On the last day of the conference, 19 PhD students presented their ongoing research at the PhD symposium. It was a great opportunity for doctoral students to receive feedback and engage in discussions with peers and mentors. The organizing committee announced that the PhD symposium this year had an unexpectedly high number of submissions, with the lowest acceptance rate (20.41%) among all paper tracks. 

There were five presentations in session 2. As the first presenter, Maryam Amirizaniani presented "Assessing Human Viewpoints in Theory of Mind for Large Language Models in Open-Ended Questioning". Theory of Mind (ToM) is the ability to understand that others' beliefs, desires, intentions, emotions, and thoughts may differ from one's own. In this presentation, she explored how LLMs' ToM capabilities are essential for delivering effective responses in real-world scenarios. The research highlights that while incorporating questioners' viewpoints improves LLMs' reasoning, their responses still fall short of human-like understanding, revealing limitations in interpreting human mental states.

Next, Dae-Young Park presented "Graph-theoretical Approach to Enhance Accuracy of Financial Fraud Detection Using Synthetic Tabular Data Generation". His research addressed the key challenges in financial fraud detection (FFD) data, such as class imbalance and data sparsity, by introducing novel graph-theoretical generative models, SeparateGGM and SignedGGM.

I (Himarsha) presented "Evaluating Social Media Reach via Mainstream Media Discourse". Our work focuses on understanding how social media content is amplified through mainstream media by expanding their reach to new audiences. We would use the data from Internet Archive’s TV News Archive to explore how social media content flows into TV news and the contexts in which it is incorporated. We will also develop methods to quantify the amplification and impact of social media content when integrated into mainstream TV news broadcasts.

Himarsha Jayanetti presenting "Evaluating Social media Reach via Mainstream Media Discourse"

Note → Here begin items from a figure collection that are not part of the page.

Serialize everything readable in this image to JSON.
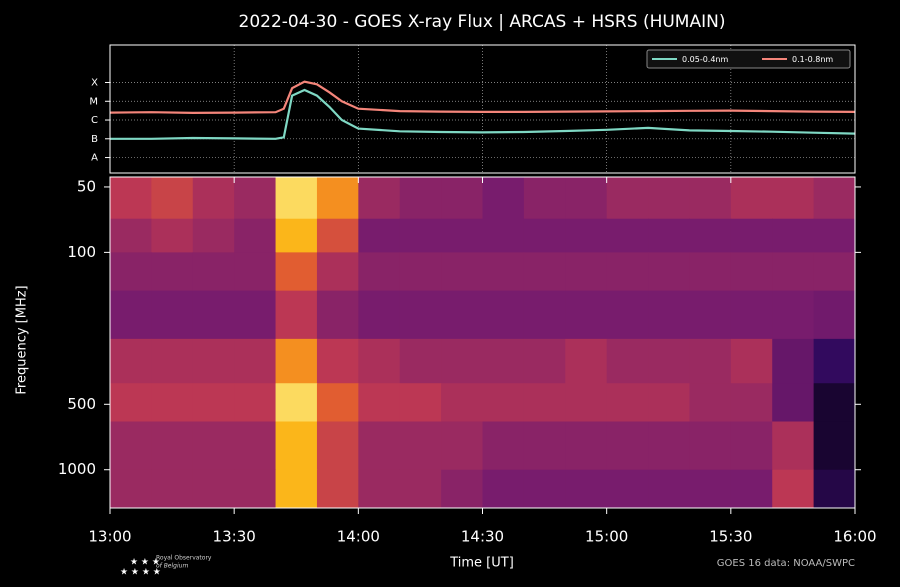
{
  "chart_data": [
    {
      "type": "line",
      "title": "2022-04-30 - GOES X-ray Flux | ARCAS + HSRS (HUMAIN)",
      "log_y": true,
      "grid": true,
      "legend": "upper right",
      "x": [
        "13:00",
        "13:10",
        "13:20",
        "13:30",
        "13:40",
        "13:42",
        "13:44",
        "13:47",
        "13:50",
        "13:53",
        "13:56",
        "14:00",
        "14:10",
        "14:20",
        "14:30",
        "14:40",
        "14:50",
        "15:00",
        "15:10",
        "15:20",
        "15:30",
        "15:40",
        "15:50",
        "16:00"
      ],
      "xlim": [
        "13:00",
        "16:00"
      ],
      "ylim": [
        1.5e-09,
        0.01
      ],
      "yticks": [
        {
          "value": 1e-08,
          "label": "A"
        },
        {
          "value": 1e-07,
          "label": "B"
        },
        {
          "value": 1e-06,
          "label": "C"
        },
        {
          "value": 1e-05,
          "label": "M"
        },
        {
          "value": 0.0001,
          "label": "X"
        }
      ],
      "series": [
        {
          "name": "0.05-0.4nm",
          "color": "#7fd8c4",
          "values": [
            1e-07,
            1e-07,
            1.1e-07,
            1.05e-07,
            1e-07,
            1.2e-07,
            2e-05,
            4e-05,
            2e-05,
            5e-06,
            1e-06,
            3.5e-07,
            2.5e-07,
            2.3e-07,
            2.2e-07,
            2.3e-07,
            2.6e-07,
            3e-07,
            3.8e-07,
            2.8e-07,
            2.6e-07,
            2.4e-07,
            2.1e-07,
            1.9e-07
          ]
        },
        {
          "name": "0.1-0.8nm",
          "color": "#f4857a",
          "values": [
            2.5e-06,
            2.6e-06,
            2.4e-06,
            2.5e-06,
            2.6e-06,
            4e-06,
            5e-05,
            0.00011,
            8e-05,
            3e-05,
            1e-05,
            4e-06,
            3e-06,
            2.8e-06,
            2.7e-06,
            2.7e-06,
            2.8e-06,
            2.9e-06,
            3e-06,
            3.1e-06,
            3.2e-06,
            3e-06,
            2.8e-06,
            2.7e-06
          ]
        }
      ]
    },
    {
      "type": "heatmap",
      "xlabel": "Time [UT]",
      "ylabel": "Frequency [MHz]",
      "log_y": true,
      "y_inverted": true,
      "x_bins": [
        "13:00",
        "13:10",
        "13:20",
        "13:30",
        "13:40",
        "13:50",
        "14:00",
        "14:10",
        "14:20",
        "14:30",
        "14:40",
        "14:50",
        "15:00",
        "15:10",
        "15:20",
        "15:30",
        "15:40",
        "15:50",
        "16:00"
      ],
      "y_bins": [
        45,
        70,
        100,
        150,
        250,
        400,
        600,
        1000,
        1500
      ],
      "xlim": [
        "13:00",
        "16:00"
      ],
      "ylim": [
        45,
        1500
      ],
      "xticks": [
        "13:00",
        "13:30",
        "14:00",
        "14:30",
        "15:00",
        "15:30",
        "16:00"
      ],
      "yticks": [
        50,
        100,
        500,
        1000
      ],
      "values": [
        [
          0.6,
          0.65,
          0.55,
          0.5,
          0.95,
          0.85,
          0.5,
          0.45,
          0.45,
          0.4,
          0.45,
          0.45,
          0.5,
          0.5,
          0.5,
          0.55,
          0.55,
          0.5
        ],
        [
          0.5,
          0.55,
          0.5,
          0.45,
          0.9,
          0.7,
          0.4,
          0.4,
          0.4,
          0.4,
          0.4,
          0.4,
          0.4,
          0.4,
          0.4,
          0.4,
          0.4,
          0.4
        ],
        [
          0.45,
          0.45,
          0.45,
          0.45,
          0.75,
          0.55,
          0.45,
          0.45,
          0.45,
          0.45,
          0.45,
          0.45,
          0.45,
          0.45,
          0.45,
          0.45,
          0.45,
          0.45
        ],
        [
          0.4,
          0.4,
          0.4,
          0.4,
          0.6,
          0.45,
          0.4,
          0.4,
          0.4,
          0.4,
          0.4,
          0.4,
          0.4,
          0.4,
          0.4,
          0.4,
          0.4,
          0.38
        ],
        [
          0.55,
          0.55,
          0.55,
          0.55,
          0.85,
          0.6,
          0.55,
          0.5,
          0.5,
          0.5,
          0.5,
          0.55,
          0.5,
          0.5,
          0.5,
          0.55,
          0.35,
          0.2
        ],
        [
          0.6,
          0.6,
          0.6,
          0.6,
          0.95,
          0.75,
          0.6,
          0.6,
          0.55,
          0.55,
          0.55,
          0.55,
          0.55,
          0.55,
          0.5,
          0.5,
          0.35,
          0.1
        ],
        [
          0.5,
          0.5,
          0.5,
          0.5,
          0.9,
          0.65,
          0.5,
          0.5,
          0.5,
          0.45,
          0.45,
          0.45,
          0.45,
          0.45,
          0.45,
          0.45,
          0.55,
          0.1
        ],
        [
          0.5,
          0.5,
          0.5,
          0.5,
          0.9,
          0.65,
          0.5,
          0.5,
          0.45,
          0.4,
          0.4,
          0.4,
          0.4,
          0.4,
          0.4,
          0.4,
          0.6,
          0.15
        ]
      ]
    }
  ],
  "footer": {
    "logo_line1": "Royal Observatory",
    "logo_line2": "of Belgium",
    "credit": "GOES 16 data: NOAA/SWPC"
  }
}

Next, Wenbo Wang explored "The ‘Path’ to Clarity: Identifying False Claims Through a Knowledge Graph Exploration". He introduced Path-FC, an automatic fact-checking model that is designed to identify false claims by incorporating additional contextual information through knowledge graph exploration. A key idea is identifying false claims by learning the difference between claims and evidence. Experimental results show significant performance improvements, and their code is available at Path-FC GitHub.

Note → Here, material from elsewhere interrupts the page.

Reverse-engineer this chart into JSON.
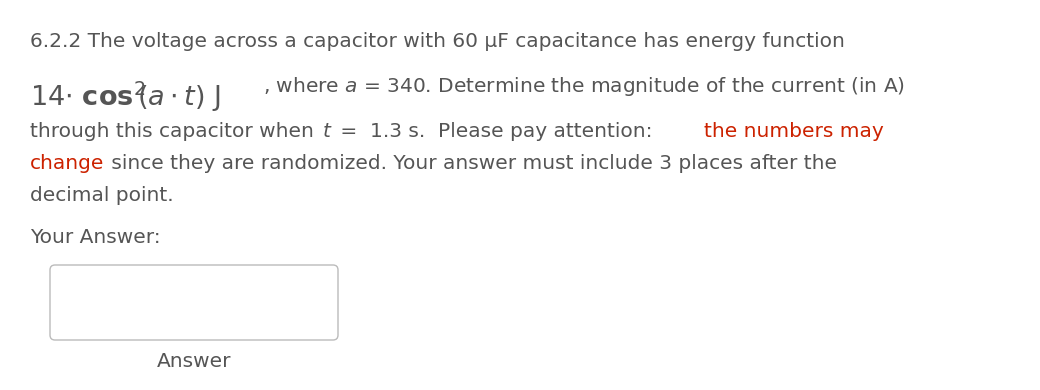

Finally, Sarah Condran presented "The Veracity Problem: Detecting False Information and its Propagation on Online Social Media Networks". She proposes an ensemble framework that covers multiple aspects of false information, identifying bad actors and their intent in coordinated campaigns, and creating a cross-platform dataset to study how false information spreads across social media platforms.


Summary

Himarsha, Lesley, and Gangani presenting at CIKM and enjoying the sights in Boise including a Steelheads hockey game


Our key takeaway from the conference was the spotlight on large language models (LLMs), with research papers and keynotes highlighting the hottest trends and innovations shaping the field.

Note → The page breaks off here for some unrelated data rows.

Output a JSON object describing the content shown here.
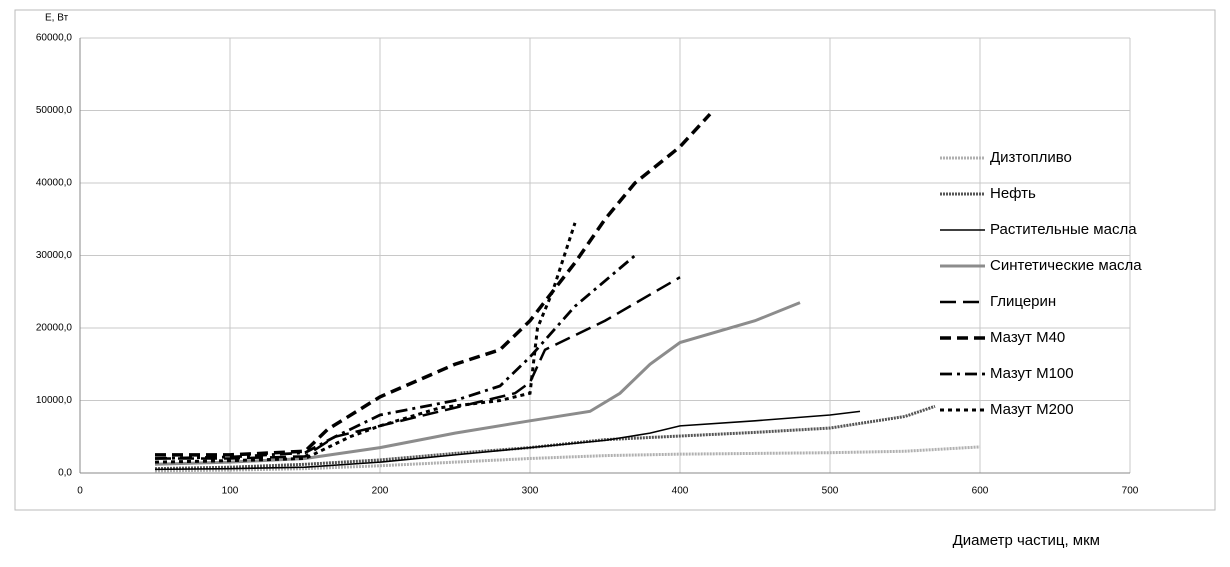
{
  "chart_data": {
    "type": "line",
    "y_label": "E, Вт",
    "x_label": "Диаметр частиц, мкм",
    "xlim": [
      0,
      700
    ],
    "xticks": [
      0,
      100,
      200,
      300,
      400,
      500,
      600,
      700
    ],
    "ylim": [
      0,
      60000
    ],
    "yticks": [
      {
        "value": 0,
        "label": "0,0"
      },
      {
        "value": 10000,
        "label": "10000,0"
      },
      {
        "value": 20000,
        "label": "20000,0"
      },
      {
        "value": 30000,
        "label": "30000,0"
      },
      {
        "value": 40000,
        "label": "40000,0"
      },
      {
        "value": 50000,
        "label": "50000,0"
      },
      {
        "value": 60000,
        "label": "60000,0"
      }
    ],
    "grid": true,
    "legend": "right",
    "series": [
      {
        "name": "Дизтопливо",
        "color": "#b0b0b0",
        "style": "dotted",
        "x": [
          50,
          100,
          150,
          200,
          250,
          300,
          350,
          400,
          450,
          500,
          550,
          600
        ],
        "values": [
          300,
          400,
          600,
          1000,
          1500,
          2000,
          2400,
          2600,
          2700,
          2800,
          3000,
          3600
        ]
      },
      {
        "name": "Нефть",
        "color": "#555555",
        "style": "dotted",
        "x": [
          50,
          100,
          150,
          200,
          250,
          300,
          350,
          400,
          450,
          500,
          550,
          570
        ],
        "values": [
          600,
          800,
          1200,
          1800,
          2700,
          3500,
          4600,
          5100,
          5600,
          6200,
          7800,
          9200
        ]
      },
      {
        "name": "Растительные масла",
        "color": "#000000",
        "style": "solid",
        "x": [
          50,
          100,
          150,
          200,
          250,
          300,
          350,
          380,
          400,
          450,
          500,
          520
        ],
        "values": [
          500,
          600,
          800,
          1500,
          2500,
          3500,
          4500,
          5500,
          6500,
          7200,
          8000,
          8500
        ]
      },
      {
        "name": "Синтетические масла",
        "color": "#8c8c8c",
        "style": "solid-thick",
        "x": [
          50,
          100,
          150,
          200,
          250,
          300,
          340,
          360,
          380,
          400,
          450,
          480
        ],
        "values": [
          1200,
          1500,
          2000,
          3500,
          5500,
          7200,
          8500,
          11000,
          15000,
          18000,
          21000,
          23500
        ]
      },
      {
        "name": "Глицерин",
        "color": "#000000",
        "style": "long-dash",
        "x": [
          50,
          100,
          150,
          170,
          200,
          250,
          290,
          300,
          310,
          350,
          400
        ],
        "values": [
          2000,
          2000,
          2300,
          5000,
          6500,
          9000,
          11000,
          12500,
          17000,
          21000,
          27000
        ]
      },
      {
        "name": "Мазут М40",
        "color": "#000000",
        "style": "dash",
        "x": [
          50,
          100,
          150,
          165,
          200,
          250,
          280,
          300,
          330,
          350,
          370,
          400,
          420
        ],
        "values": [
          2500,
          2500,
          3000,
          6000,
          10500,
          15000,
          17000,
          21000,
          29000,
          35000,
          40000,
          45000,
          49500
        ]
      },
      {
        "name": "Мазут М100",
        "color": "#000000",
        "style": "dash-dot",
        "x": [
          50,
          100,
          150,
          170,
          200,
          250,
          280,
          300,
          330,
          370
        ],
        "values": [
          2000,
          2200,
          2800,
          5000,
          8000,
          10000,
          12000,
          16000,
          23000,
          30000
        ]
      },
      {
        "name": "Мазут М200",
        "color": "#000000",
        "style": "short-dash",
        "x": [
          50,
          100,
          150,
          180,
          200,
          240,
          280,
          300,
          305,
          315,
          330
        ],
        "values": [
          1500,
          1700,
          2000,
          5000,
          6500,
          9000,
          10000,
          11000,
          20000,
          25000,
          34500
        ]
      }
    ]
  }
}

We learned about tools like VADER, a sentiment analysis tool that is specifically designed for social media data (paper), and InternLM-XComposer2, a vision-language model for text-image composition and comprehension (arXiv, demo), both of which could be useful for our own work.

Our week in Boise for CIKM ‘24 was truly rewarding. We had the pleasure of exploring the city’s attractions,  sampling potato-inspired dishes, all the while learning about groundbreaking research. We left the conference feeling grateful for the opportunity to connect with fellow researchers and motivated to advance our own work. Until next time!

Acknowledgements

We acknowledge the support of the National Science Foundation (NSF) and the Computer Science Graduate Society (CSGS) at Old Dominion University for providing travel grants, which made our attendance at this conference possible.